The item was hardly finished being read into the record before the Monroe County Board of Commissioners agreed to extend the lease to the Pigeon Key Foundation for the management of the tiny island in the middle of the 7 Mile Bridge.

The island was originally leased to the nonprofit in 1993 for 30 years. The new lease runs through 2033, with an option to renew for an additional 10 years.

Foundation director Kelly McKinnon thanked the county staff and commission.

“We’ll make sure Monroe County is proud of Pigeon Key and continue the work we are doing out there,” he said.

The county also revised the amount of the cost of the wooden Pigeon Key ramp renovation to $2.4 million, an increase of almost a half-million dollars. Staff said the change was needed due to a plan error for steel weight calculation in regards to structural needs.

The commission was not so understanding, however, after hearing from a representative from the 208-unit affordable housing project in the Lower Keys, the Quarry. He was requesting an additional $84,000 to build a structural retaining wall to support a road.

So far, Monroe County is paying the developers of the project almost $1.5 million — to create a new access road to reduce loads on neighborhood streets, complete wastewater connections, build a bike lane and add buffering landscape. The additional $84,000 would improve the road that would revert back to Monroe County ownership. It was also too much for commissioners Heather Carruthers and Danny Kolhage.

“This was a strategic error,” said Kolhage of the request for extra funds.

“Is it worth it? Eighty-four thousand dollars? After everything we’ve provided to you guys?” Carruthers asked of representative Bart Smith.

Commissioners Michelle Coldiron and David Rice soothed the waters.

“This is for a retention wall to protect a road that will be turned over to the county eventually; this is an investment for the affordable housing that we all want,” said Coldiron.

Coldiron, Rice and Kolhage agreed to pay the extra $84,000, while Monroe County Mayor Sylvia Murphy and Carruthers voted no. The motion carried.

In other news:

  • There will be a public hearing on Thursday, April 25 at 5 p.m. in the Marathon Government Center to review the land management plan of state lands, leased to Monroe County. The update is required every 10 years, and statutes require a public hearing now that Monroe County manages more than 160 acres. Coldiron is one of the members of the public advisory board.
  • The commission gave the go-ahead to County Attorney Bob Shillinger to investigate the possibility of bringing misdemeanor probation services in-house and the costs associated with the move. In the past, the contract has been outsourced to various organizations such as the Salvation Army.
  • The commission approved the purchase of two lots on Big Pine Key for affordable housing, and one for conservation.
  • Finance Director Tina Boan informed the commission she had received another $666,000 in FEMA reimbursements. She anticipates receiving another $11 million for debris work by the next meeting.

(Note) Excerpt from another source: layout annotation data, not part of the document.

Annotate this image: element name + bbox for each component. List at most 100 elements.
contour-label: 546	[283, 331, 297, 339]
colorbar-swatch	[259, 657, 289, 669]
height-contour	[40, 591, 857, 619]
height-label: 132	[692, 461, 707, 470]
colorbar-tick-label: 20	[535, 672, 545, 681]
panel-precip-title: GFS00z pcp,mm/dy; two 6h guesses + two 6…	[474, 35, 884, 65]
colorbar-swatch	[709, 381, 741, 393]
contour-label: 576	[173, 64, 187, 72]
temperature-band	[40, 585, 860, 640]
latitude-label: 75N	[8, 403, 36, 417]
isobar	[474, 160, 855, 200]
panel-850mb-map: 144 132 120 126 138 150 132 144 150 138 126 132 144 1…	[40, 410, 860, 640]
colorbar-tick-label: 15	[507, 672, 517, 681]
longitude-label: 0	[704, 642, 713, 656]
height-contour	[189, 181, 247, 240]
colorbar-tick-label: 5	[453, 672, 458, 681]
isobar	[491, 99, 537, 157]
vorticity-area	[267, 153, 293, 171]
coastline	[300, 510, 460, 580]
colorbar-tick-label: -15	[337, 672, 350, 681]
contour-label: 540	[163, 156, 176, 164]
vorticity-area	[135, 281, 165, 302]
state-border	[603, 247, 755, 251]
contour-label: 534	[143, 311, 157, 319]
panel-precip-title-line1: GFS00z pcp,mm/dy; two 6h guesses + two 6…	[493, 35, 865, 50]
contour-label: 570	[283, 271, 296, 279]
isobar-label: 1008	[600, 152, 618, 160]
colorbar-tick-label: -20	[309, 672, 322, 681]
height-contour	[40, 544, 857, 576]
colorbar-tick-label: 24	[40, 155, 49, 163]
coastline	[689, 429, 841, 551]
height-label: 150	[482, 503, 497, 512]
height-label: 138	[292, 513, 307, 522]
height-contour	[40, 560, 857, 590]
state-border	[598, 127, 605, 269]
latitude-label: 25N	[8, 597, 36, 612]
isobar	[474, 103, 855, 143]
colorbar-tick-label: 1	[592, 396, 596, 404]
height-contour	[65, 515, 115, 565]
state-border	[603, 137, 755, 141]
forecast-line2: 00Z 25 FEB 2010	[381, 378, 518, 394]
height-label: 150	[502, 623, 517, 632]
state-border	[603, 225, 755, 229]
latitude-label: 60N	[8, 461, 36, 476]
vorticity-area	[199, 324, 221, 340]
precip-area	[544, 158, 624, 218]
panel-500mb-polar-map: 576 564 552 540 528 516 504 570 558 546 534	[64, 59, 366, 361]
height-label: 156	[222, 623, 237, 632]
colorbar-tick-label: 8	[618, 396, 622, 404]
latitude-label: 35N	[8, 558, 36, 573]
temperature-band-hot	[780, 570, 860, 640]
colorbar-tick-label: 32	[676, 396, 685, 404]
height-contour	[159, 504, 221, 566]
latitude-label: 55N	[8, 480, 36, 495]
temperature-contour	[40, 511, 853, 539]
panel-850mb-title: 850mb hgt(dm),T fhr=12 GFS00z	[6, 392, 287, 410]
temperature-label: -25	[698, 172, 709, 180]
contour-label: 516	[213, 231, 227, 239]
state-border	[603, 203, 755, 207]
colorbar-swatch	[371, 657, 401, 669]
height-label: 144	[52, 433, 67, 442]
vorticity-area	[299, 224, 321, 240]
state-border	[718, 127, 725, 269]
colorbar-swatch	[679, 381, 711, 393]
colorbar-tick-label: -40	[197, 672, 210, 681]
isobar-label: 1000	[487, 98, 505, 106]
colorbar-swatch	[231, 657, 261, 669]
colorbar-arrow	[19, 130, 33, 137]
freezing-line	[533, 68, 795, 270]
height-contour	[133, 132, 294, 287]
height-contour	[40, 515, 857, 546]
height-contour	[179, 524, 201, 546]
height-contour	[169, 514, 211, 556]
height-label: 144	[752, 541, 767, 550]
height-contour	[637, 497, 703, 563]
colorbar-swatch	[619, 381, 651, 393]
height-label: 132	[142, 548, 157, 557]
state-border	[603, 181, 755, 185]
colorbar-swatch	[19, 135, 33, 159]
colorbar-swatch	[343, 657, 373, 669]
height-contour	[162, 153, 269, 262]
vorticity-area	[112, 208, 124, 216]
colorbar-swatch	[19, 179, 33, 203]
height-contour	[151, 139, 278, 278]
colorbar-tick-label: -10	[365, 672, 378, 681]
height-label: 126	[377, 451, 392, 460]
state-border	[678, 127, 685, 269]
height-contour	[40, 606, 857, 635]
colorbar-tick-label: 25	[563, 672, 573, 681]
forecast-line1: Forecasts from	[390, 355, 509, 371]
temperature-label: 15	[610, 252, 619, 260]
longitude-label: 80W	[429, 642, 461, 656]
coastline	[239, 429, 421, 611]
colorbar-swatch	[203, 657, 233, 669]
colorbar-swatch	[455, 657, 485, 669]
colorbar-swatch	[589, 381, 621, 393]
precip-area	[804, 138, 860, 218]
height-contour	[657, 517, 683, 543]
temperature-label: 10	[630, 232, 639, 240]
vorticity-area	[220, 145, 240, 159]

The commission also asked for an update on the appeal of the $6 million costs for a base camp during Hurricane Irma that FEMA has denied. The county attorney drafted a letter to the state Department of Emergency Management. “I’m encouraged and optimistic,” said Shillinger. County Administrator Roman Gastesi told the commission that the state director of Emergency Management has told him verbally he has to take care of Hurricane Michael’s effects on the Panhandle before he can turn his attention to the Keys.

  • Legislative Affairs Director Lisa Tennyson briefed the commission on happenings in Tallahassee. (See page xx for details on bills.) She outlined various “pre-emption bills” — designed to remove authority from local governments and grant it to the state. She said she’s hopeful that the vacation rental bill, allowing nightly rentals in residential neighborhoods, is stalled. And she warned commissioners about SB 1730 and HB 207, legislation that would deny local governments the ability to negotiate affordable housing provisions when granting permits for new developments.

“All of these pre-emption moves seem to be happening in a wave,” said Kolhage. “Where is this stuff coming from?”

  • The commission approved the purchase of five “less than fee” transactions, that would remove the building rights from privately owned lots. The move lessens the county’s exposure in takings cases come 2023, when the state will no longer grant new development rights in the Keys, while the homeowner continues to pay taxes on the parcel that can no longer be used to build a new home.

Local contractors invited to apply

The Monroe County Board of County Commissioners approved requesting proposals from companies and vendors to provide a variety of emergency services in the event of a hurricane or other natural disaster. Monroe County Emergency Management and the Monroe County Attorney’s Office will work with companies on standby contracts.

“These contracts are only activated in the event of an emergency, like a hurricane,” said Assistant County Attorney Cynthia Hall. “This is the critical response needed from day one to day 120 to facilitate rapid and effective recovery after a storm.”

Emergency services needed include plumbing, roof repair, catering, janitorial and mold remediation. The complete list of needed services is noted on the county’s Request for Proposals (RFP). The RFP will be on Demand Star starting on Saturday, April 20 at www.monroecounty-fl.gov/demandstar. Proposals are due by May 29 at 3 p.m.